YAPILMASI GEREKENLER
Bayraktar, bin bir emekle işletmesine bakan, artan girdi fiyatları karşısında üretime devam eden, hasat zamanını dört gözle bekleyen üreticilerin emeğinin karşılığını alabilmeleri, bu üretim dalından gereği gibi istifade edilebilmesi ve sektörün daha da ileriye gitmesi bakımından yapılması gerekenleri şöyle sıraladı:
-Ürün fiyatları maliyetin altında bırakılmamalı,
-Prim sistemine devam edilmeli, prim sisteminden beklenen faydanın elde edilebilmesi için primler üretim maliyeti dikkate alınarak belirlenmeli, sofralık zeytine de prim verilmeli,
-Sadece üretim artışına değil, pazarlama olanaklarına da odaklanılmalı,
-Türkiye’de kişi başı yıllık zeytinyağı tüketimi her ne kadar 1 litre seviyelerinden 2 litreye çıksa da hala çok düşük. Tanıtım faaliyetleriyle içtüketim artırılmalı,
-İhracatta yeni pazarlar bulunmalı, tanıtım ve pazarlama stratejileri geliştirilmeli, hedef pazarlar değerlendirilmeli,
-Stok müessesesi oluşturulmalı,
-Her ne ad altında olursa olsun zeytin ve zeytinyağı ithalatına izin verilmemeli,
-Zeytinliklerin mevcudiyetine devam etmesi ve korunması bakımından, konut, turizm, sanayi ve madencilik alanı olarak kullanılması engellenmeli.

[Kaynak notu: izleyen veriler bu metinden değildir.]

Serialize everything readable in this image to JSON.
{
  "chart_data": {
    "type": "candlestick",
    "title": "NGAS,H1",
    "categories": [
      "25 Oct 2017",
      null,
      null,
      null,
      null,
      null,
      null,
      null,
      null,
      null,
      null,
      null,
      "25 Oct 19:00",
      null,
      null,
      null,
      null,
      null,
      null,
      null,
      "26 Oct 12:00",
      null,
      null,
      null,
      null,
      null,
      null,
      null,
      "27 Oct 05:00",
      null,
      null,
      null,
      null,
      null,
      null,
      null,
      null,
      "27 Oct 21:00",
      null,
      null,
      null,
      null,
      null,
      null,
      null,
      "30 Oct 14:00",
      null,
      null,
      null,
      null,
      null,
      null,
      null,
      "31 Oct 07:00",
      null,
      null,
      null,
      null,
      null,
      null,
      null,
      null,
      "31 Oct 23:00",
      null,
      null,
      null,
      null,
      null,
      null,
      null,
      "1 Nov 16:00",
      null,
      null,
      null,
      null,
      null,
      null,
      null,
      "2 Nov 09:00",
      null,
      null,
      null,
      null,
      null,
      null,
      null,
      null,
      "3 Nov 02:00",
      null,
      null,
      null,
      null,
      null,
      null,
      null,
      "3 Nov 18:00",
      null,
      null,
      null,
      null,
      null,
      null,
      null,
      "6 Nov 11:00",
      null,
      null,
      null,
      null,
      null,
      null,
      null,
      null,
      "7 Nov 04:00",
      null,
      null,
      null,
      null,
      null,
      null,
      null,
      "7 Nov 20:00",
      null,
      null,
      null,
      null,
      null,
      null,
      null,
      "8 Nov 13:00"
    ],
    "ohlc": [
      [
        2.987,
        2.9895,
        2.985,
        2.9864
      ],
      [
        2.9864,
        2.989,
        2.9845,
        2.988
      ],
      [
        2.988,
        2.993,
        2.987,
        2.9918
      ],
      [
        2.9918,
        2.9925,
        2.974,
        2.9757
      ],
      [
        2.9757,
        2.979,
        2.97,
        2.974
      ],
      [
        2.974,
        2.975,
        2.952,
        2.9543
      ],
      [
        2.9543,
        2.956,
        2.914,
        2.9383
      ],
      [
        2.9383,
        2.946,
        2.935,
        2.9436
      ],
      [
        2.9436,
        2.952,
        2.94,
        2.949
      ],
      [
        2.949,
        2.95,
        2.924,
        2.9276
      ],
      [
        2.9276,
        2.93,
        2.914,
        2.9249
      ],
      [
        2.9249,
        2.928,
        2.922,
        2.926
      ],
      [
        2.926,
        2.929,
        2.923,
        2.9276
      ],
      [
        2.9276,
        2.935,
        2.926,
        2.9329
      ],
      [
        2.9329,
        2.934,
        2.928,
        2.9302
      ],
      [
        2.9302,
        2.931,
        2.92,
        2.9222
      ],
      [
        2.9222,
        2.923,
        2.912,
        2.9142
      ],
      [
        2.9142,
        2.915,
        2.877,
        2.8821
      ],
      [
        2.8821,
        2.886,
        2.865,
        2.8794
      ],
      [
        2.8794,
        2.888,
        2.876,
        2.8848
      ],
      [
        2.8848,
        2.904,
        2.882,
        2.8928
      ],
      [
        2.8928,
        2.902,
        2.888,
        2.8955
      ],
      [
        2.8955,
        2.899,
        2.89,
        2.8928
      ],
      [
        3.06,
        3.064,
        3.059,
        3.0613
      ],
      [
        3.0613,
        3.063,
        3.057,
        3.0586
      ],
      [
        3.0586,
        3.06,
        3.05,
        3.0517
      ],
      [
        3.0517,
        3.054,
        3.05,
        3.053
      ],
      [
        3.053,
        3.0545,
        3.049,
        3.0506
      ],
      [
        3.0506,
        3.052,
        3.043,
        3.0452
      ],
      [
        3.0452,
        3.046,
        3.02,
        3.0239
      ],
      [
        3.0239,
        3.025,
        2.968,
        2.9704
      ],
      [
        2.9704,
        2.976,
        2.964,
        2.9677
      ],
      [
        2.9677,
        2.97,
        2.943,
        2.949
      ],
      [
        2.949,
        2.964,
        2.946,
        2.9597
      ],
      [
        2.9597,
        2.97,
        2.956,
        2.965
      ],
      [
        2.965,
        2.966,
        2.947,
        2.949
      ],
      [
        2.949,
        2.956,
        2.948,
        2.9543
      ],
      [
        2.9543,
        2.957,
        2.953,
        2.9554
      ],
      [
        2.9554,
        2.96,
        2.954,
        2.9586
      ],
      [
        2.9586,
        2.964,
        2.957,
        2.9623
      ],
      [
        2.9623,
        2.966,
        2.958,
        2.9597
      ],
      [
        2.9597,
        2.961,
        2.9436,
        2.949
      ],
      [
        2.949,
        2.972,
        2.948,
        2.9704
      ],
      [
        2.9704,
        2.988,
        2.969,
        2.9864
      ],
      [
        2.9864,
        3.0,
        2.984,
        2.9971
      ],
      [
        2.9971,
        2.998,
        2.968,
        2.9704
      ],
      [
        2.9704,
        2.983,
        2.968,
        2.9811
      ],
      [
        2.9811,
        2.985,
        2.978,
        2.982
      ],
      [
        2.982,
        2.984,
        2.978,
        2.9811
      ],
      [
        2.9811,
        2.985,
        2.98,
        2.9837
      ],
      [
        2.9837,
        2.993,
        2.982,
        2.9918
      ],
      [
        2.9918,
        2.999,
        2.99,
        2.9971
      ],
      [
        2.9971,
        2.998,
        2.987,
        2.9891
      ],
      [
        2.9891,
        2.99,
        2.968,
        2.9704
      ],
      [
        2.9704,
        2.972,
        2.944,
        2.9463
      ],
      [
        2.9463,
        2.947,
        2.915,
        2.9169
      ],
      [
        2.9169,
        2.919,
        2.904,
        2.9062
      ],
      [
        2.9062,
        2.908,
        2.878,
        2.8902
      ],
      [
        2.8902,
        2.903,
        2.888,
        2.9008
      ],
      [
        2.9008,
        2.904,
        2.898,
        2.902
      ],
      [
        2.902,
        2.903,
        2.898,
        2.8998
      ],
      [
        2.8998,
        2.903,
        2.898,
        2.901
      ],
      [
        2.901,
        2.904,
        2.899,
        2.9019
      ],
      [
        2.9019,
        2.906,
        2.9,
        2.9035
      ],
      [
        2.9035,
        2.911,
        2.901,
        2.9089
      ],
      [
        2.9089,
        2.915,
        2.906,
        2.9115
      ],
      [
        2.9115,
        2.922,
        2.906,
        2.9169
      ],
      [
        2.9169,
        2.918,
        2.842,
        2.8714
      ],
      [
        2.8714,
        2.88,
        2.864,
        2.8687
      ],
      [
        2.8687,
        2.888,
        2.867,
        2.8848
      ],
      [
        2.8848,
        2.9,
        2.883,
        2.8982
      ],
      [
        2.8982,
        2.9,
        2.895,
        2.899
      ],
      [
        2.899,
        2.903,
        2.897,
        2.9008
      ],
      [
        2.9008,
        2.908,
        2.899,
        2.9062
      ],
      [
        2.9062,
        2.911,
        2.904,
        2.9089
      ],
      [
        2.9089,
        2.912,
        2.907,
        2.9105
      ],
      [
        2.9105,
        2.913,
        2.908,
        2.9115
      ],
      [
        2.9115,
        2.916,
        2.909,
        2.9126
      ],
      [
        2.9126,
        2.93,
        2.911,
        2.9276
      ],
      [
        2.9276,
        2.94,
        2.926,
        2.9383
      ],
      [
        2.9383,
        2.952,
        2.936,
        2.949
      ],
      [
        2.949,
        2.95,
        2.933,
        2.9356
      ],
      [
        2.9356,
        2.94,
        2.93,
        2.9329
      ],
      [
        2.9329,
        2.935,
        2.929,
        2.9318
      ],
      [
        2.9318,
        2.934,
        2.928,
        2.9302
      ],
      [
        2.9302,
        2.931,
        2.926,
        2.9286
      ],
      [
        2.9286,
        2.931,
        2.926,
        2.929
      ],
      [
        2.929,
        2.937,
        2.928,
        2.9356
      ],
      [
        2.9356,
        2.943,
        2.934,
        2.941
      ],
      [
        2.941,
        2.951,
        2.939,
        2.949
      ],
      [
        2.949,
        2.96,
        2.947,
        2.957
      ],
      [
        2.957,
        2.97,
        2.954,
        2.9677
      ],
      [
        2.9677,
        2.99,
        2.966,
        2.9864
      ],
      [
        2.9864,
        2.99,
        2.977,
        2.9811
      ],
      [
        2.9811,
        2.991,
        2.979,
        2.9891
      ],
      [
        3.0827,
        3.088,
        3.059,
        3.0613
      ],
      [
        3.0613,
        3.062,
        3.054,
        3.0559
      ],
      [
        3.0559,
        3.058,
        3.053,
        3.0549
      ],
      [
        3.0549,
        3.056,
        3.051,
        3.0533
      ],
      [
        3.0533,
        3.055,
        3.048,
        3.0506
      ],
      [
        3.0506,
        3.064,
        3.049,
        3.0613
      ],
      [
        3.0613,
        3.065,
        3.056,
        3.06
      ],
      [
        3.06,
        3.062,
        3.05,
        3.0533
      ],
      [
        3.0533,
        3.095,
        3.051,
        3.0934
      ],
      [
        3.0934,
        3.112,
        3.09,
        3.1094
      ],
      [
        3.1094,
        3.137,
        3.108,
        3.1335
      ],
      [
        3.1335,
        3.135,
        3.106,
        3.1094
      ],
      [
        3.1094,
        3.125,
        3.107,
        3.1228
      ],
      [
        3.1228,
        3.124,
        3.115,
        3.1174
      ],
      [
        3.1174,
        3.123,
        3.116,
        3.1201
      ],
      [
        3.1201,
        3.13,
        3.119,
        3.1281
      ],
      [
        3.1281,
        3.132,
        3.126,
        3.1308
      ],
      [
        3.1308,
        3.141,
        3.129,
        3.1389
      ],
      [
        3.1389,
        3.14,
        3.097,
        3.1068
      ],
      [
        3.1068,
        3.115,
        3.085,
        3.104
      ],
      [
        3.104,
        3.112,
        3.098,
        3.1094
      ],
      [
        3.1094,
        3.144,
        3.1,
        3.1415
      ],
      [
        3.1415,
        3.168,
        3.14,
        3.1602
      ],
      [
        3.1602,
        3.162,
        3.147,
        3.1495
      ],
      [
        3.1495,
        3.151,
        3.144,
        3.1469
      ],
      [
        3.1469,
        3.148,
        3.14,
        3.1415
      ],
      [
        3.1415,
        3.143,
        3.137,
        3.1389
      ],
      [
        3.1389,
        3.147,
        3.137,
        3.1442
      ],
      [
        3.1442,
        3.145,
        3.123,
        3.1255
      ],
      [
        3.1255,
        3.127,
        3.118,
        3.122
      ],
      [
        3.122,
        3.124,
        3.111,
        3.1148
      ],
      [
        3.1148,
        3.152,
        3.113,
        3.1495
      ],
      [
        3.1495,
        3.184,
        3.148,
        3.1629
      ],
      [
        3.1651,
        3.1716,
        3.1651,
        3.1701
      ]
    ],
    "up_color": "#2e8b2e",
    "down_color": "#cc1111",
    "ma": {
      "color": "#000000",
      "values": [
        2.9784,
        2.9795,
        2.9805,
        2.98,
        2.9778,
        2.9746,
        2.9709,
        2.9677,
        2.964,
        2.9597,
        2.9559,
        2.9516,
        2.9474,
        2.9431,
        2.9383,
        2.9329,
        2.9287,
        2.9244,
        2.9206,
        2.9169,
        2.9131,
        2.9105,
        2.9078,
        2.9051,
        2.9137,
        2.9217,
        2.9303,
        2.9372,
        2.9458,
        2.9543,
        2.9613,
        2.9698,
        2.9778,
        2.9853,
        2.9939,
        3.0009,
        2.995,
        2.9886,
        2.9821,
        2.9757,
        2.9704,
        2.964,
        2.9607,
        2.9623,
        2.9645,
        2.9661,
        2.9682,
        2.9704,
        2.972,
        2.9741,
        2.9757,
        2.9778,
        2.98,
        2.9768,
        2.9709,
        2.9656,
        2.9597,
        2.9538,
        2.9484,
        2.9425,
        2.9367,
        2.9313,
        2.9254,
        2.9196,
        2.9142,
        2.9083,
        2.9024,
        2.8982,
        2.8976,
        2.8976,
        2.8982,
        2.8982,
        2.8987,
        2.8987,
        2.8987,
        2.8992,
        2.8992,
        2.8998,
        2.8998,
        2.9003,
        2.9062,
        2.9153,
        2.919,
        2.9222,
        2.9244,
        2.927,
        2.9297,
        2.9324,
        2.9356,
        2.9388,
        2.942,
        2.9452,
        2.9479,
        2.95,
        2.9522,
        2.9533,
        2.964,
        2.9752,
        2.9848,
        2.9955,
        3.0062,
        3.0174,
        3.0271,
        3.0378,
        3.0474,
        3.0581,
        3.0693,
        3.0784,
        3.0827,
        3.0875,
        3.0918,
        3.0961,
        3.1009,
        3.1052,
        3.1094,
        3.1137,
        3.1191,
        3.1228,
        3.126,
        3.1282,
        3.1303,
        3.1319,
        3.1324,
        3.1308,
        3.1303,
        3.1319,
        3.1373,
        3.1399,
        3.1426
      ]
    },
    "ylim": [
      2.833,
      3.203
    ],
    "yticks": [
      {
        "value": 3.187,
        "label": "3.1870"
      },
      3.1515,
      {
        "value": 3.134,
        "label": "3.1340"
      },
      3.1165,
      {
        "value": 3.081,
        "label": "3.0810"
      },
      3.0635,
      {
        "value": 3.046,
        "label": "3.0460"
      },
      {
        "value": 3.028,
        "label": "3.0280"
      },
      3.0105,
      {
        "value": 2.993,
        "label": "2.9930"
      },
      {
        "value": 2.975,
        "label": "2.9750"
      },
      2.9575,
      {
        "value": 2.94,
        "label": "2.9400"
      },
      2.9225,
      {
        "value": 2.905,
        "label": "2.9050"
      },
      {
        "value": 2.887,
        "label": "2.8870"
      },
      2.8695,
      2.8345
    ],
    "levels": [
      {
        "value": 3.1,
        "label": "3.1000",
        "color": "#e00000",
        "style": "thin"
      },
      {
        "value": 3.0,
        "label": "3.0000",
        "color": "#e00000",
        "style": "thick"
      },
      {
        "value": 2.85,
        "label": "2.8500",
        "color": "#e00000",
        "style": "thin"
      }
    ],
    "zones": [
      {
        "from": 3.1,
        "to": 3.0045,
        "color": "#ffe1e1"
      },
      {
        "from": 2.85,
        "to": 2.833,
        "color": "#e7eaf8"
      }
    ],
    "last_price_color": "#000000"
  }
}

Bayraktar, bu üretim dalından menfaat elde eden tüm taraflar arasında işbirliği ve koordinasyonun sağlanmasının önemli beklentileri arasında olduğunu belirterek, "Tüm tarafların bu hususlarda gereken hassasiyeti göstereceği inancıyla 2013-2014 zeytin ve zeytinyağı sezonunun hayırlı olmasını dilerim" dedi.